The demand for “enlightenment” here, IMHO, is disingenuous. If this really is the case:
then the OP would be open to the responses that they received in that thread that didn’t narrowly answer the exact question posed in the OP, but gave more context and enlightenment on the strategy.
I bet you love the trope in courtroom dramas where the lawyer asks a “factual question” designed to mislead the jury without adequate context and insists that the witness only be allowed to answer yes or no.
The premise that it seems to me that you’re assuming is that the sole purpose of this strategy is to prevent child sexual abuse.
And I agree with others here that this isn’t the sole, or even the main, purpose of the strategy; though there may be some using it who do think of it that way. What it seems to me is the main purpose of the strategy is to teach that everyone is deserving of respect: including the child, but also including everybody else.
If the children were being taught that while they don’t have to hug anybody they don’t want to they’re entitled to hug anyone else even if that person doesn’t want, then of course that wouldn’t be so. But as I understand it this isn’t what’s being taught – what’s being taught is that both/all partners to the hug should be willing. This isn’t entirely or even primarily about sex; nobody’s saying a child shouldn’t have to hug Grandma only if Grandma is a sexual predator. It’s about teaching respect in general.
Moderators, could I say that in the thread in question, and go on from there to what sort of study would have to be designed, and also why any study showing only the effect on sexual predation would be insufficient to answer the question of whether “this strategy works”?
But what is negated is any assumption that, if the strategy doesn’t work to prevent childhood sexual abuse, it therefore doesn’t work at all and shouldn’t be used.
If you’re asking what the goals are, isn’t it appropriate for people to answer that the goals are much wider than only preventing childhood sexual abuse, and that therefore studies considering those wider goals would be needed before the strategy could be declared not to be working?
And as a wider question: moderators, is it acceptable in FQ to respond that a question cannot be given a factual answer in the form in which it’s been asked, because any such answer would be seriously misleading?
There obviously was. The OP was loaded with the assumption that parenting strategies in general should only be based on empirical evidence; and specifically that teaching bodily autonomy and consent should be justified by empirical studies of abuse outcomes.

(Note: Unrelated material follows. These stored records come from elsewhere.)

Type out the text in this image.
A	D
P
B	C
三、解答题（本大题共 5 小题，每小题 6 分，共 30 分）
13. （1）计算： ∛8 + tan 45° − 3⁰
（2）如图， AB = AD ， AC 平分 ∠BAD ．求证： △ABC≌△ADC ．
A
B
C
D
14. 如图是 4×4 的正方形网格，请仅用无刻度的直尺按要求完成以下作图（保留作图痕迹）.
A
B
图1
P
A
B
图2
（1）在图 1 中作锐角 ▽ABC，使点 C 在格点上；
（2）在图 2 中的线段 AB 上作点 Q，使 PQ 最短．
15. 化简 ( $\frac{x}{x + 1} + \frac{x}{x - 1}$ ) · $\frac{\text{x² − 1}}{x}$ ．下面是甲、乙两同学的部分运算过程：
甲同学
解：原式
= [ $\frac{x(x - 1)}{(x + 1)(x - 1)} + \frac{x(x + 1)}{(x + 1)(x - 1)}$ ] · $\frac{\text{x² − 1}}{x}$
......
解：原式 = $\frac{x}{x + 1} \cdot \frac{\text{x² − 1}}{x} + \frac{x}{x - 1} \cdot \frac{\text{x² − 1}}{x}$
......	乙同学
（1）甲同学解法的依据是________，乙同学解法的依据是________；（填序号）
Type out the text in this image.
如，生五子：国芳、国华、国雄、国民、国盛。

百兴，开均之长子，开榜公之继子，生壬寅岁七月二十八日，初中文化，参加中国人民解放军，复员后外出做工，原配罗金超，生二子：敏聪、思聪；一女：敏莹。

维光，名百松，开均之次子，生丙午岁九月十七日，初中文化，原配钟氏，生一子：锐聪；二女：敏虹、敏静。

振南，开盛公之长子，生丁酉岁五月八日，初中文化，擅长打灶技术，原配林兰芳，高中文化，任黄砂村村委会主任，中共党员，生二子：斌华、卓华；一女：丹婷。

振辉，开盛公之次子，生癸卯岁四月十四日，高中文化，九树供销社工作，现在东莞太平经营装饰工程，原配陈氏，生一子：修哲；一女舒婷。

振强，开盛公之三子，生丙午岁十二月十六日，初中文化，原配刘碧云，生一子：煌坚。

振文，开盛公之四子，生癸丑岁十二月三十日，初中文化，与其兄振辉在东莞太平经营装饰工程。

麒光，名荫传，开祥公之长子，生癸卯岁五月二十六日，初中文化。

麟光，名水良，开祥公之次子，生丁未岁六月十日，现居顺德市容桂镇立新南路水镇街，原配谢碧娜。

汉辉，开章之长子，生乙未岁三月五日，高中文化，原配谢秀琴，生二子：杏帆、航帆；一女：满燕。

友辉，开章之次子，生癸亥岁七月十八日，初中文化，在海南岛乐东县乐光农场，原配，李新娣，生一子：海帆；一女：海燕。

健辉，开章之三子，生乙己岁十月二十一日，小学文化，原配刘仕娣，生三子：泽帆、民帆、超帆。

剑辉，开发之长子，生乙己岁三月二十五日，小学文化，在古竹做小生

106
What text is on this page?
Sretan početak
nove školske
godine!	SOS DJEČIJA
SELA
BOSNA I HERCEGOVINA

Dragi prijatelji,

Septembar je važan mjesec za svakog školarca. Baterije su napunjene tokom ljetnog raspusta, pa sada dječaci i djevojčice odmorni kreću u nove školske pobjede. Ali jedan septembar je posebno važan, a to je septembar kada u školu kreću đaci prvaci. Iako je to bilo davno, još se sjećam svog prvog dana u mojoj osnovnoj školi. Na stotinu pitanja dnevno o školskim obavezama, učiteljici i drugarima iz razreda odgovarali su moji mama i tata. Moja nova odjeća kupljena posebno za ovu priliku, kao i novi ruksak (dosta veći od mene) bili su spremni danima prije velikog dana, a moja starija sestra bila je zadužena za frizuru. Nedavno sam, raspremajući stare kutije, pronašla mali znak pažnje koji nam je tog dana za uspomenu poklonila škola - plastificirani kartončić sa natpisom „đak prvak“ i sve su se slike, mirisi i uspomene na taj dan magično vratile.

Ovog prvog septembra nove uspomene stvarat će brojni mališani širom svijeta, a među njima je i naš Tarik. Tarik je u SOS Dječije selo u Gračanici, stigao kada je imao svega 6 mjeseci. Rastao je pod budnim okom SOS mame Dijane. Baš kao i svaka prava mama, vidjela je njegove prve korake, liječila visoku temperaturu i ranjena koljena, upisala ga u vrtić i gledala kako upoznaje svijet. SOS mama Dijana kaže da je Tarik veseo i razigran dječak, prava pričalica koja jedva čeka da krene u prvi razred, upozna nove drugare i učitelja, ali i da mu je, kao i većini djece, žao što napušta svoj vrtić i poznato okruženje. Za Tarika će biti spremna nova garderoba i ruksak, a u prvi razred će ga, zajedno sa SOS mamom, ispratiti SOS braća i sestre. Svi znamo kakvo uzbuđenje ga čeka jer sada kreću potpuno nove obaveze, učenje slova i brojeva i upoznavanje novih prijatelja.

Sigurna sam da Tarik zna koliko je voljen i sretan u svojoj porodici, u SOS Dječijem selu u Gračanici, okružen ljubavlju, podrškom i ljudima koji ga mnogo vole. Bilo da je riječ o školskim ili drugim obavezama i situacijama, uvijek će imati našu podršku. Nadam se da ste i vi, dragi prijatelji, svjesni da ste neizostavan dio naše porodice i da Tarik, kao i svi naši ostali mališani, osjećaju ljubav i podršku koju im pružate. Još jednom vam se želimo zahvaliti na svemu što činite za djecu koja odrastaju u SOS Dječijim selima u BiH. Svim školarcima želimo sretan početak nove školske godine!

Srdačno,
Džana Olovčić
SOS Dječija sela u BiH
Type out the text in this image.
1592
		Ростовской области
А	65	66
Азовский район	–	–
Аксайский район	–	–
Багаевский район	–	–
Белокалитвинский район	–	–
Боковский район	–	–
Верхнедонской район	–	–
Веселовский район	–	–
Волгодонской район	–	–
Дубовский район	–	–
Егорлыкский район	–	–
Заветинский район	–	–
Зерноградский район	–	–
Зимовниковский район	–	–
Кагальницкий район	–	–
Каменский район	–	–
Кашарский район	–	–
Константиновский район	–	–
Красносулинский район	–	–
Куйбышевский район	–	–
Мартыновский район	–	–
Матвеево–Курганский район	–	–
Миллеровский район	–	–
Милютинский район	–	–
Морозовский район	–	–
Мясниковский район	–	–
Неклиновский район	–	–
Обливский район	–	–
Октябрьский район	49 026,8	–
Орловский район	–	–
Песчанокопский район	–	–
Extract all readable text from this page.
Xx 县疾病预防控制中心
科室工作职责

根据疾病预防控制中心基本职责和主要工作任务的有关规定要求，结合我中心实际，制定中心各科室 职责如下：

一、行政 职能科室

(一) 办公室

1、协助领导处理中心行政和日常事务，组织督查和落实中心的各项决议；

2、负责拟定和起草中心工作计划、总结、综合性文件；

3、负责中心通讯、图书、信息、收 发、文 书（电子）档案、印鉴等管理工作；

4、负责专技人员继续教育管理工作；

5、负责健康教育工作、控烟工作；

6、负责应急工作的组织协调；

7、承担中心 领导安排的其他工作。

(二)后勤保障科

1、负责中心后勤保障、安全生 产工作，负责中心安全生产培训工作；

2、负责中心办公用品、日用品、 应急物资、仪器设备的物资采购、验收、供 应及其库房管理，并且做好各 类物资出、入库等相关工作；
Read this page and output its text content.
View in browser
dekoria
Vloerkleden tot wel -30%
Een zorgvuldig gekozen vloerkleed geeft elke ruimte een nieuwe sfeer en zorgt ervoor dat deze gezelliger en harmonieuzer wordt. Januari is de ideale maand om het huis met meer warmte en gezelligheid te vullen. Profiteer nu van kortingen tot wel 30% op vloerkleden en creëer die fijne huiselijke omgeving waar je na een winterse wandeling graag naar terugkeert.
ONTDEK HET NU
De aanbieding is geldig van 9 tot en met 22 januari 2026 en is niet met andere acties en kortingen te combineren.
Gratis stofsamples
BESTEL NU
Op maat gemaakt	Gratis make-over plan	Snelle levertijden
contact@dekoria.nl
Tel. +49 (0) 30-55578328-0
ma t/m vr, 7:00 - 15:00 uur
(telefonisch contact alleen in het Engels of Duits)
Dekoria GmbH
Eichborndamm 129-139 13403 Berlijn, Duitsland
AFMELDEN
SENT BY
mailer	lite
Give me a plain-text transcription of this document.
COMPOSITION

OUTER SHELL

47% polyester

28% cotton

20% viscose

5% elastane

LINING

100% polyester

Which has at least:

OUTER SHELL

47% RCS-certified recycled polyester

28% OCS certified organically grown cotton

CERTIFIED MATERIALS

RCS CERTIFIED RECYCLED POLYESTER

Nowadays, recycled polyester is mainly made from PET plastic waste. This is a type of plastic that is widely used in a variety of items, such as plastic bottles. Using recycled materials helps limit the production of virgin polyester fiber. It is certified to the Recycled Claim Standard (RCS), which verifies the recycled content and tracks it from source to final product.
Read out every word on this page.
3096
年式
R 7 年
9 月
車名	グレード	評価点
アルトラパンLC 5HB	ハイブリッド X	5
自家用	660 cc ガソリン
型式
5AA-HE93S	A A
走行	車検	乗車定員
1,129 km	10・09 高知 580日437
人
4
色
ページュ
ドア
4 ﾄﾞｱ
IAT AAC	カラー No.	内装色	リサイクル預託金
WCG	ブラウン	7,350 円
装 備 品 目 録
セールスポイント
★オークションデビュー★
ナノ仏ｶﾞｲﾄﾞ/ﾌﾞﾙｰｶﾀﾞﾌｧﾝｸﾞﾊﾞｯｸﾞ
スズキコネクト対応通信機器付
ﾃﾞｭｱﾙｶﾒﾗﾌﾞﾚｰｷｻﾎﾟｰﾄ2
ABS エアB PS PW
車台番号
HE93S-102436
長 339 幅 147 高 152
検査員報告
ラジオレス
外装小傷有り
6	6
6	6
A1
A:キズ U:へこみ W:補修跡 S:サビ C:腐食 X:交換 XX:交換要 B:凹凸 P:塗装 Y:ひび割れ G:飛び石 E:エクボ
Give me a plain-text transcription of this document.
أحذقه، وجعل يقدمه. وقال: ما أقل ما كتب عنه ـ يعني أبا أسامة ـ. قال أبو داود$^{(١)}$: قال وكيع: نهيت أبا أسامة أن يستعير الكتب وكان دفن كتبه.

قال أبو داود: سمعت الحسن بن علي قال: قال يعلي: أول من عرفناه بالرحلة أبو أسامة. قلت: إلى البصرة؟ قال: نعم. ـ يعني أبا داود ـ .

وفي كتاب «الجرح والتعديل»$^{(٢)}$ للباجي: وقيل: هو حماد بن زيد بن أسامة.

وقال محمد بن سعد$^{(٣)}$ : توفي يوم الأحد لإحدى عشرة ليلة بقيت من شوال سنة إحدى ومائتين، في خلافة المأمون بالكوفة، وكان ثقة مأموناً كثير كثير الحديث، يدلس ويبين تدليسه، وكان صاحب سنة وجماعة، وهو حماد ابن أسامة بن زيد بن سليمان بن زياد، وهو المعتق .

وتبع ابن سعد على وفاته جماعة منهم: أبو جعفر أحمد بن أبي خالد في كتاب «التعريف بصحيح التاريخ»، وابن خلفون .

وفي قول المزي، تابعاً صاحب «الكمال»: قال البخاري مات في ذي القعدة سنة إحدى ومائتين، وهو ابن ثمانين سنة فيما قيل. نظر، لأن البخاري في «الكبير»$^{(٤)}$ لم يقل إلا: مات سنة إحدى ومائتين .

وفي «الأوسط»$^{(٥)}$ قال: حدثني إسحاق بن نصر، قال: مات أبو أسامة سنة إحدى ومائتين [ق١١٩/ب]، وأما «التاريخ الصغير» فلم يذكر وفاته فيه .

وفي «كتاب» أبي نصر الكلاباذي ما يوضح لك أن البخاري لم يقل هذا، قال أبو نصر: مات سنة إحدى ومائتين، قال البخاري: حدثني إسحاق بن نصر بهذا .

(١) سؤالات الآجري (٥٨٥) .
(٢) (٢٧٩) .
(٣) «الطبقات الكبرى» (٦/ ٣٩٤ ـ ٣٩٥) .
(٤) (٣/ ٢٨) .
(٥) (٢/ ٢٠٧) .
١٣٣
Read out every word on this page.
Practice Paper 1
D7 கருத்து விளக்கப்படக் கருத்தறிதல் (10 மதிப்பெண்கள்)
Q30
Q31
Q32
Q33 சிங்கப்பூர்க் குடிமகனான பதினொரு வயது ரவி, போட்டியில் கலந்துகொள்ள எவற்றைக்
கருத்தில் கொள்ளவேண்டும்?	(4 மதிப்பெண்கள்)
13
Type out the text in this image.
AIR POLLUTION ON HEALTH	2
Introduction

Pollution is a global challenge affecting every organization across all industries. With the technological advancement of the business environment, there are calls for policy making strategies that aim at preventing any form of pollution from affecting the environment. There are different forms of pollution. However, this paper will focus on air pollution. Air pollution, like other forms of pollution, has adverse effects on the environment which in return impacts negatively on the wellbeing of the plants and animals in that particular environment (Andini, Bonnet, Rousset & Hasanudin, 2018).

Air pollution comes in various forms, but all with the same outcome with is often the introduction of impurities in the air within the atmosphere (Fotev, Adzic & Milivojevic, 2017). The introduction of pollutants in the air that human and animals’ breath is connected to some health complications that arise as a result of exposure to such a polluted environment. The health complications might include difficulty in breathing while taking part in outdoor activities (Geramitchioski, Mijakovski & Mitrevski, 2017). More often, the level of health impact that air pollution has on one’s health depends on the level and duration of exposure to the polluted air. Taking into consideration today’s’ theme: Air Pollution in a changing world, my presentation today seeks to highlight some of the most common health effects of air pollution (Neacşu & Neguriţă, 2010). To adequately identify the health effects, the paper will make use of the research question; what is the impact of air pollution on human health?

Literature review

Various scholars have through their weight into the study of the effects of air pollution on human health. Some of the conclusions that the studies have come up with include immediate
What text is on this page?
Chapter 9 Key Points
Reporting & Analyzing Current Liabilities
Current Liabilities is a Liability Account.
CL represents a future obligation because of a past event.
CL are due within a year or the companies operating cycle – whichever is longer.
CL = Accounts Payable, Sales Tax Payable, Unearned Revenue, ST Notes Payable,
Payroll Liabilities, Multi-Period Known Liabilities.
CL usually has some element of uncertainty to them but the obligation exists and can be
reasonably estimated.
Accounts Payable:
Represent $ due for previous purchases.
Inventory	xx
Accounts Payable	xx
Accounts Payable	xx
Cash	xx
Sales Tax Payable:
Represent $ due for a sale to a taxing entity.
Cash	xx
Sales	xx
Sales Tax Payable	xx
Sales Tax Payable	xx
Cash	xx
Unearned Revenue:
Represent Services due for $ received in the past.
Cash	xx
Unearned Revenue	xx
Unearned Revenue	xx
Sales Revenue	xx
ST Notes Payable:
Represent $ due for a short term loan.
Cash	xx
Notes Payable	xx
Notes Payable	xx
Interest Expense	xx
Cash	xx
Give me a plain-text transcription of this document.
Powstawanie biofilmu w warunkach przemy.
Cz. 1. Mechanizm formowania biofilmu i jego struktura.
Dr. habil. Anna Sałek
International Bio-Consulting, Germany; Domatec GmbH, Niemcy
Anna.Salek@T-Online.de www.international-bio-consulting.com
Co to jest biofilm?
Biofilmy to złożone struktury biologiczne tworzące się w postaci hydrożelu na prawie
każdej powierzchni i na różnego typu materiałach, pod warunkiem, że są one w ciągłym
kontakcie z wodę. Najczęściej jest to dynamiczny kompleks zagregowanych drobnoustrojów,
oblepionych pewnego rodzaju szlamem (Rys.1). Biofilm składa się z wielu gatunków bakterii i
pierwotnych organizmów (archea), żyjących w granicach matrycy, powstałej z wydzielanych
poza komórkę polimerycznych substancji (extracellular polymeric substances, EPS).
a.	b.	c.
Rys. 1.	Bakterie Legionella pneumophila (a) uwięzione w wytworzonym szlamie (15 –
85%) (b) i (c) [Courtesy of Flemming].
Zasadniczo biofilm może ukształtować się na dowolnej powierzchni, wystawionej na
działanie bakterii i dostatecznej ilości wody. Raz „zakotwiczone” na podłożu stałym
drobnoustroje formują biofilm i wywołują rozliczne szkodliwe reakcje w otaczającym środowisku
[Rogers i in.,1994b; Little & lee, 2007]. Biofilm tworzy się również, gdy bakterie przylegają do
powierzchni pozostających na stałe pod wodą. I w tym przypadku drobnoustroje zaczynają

so it seems to me that pointing out that there could be positive effects in other areas than childhood sexual abuse directly addresses that part of the question.
In addition, I’m still asking whether saying that answers to a FQ in the form in which it was asked would be misleading is forbidden; though I don’t expect there’s been time for an answer to that.
I’m actually objecting on different grounds: that even if empirical studies of abuse outcomes exist and show no benefit, they’d be insufficient to show that the strategy doesn’t work, as it would also be necessary to do studies of whether the strategy worked in other areas. And the OP did specifically ask about the strategy working.
But I think that what you’re saying does also address the issue, because it points out an additional area in which the strategy could be working, whether or not it has an effect on whether the child is sexually abused or commits sexual abuse.
The relevant passages have already been quoted above. I’m obviously not the only one to interpret them in this way. And if there’s any ambiguity, I think it was removed by OP’s subsequent reporting of every post that questioned what we saw as an incorrect embedded premise.
On thing to also consider here, is that for many people a request for empirical study evidence about [whatever] will be viewed as inherently a challenge to the validity of [whatever], not “just a question”. No need to word it as a challenge, they’ll see it as baked in. The adversarial mindset has been drilled in deep.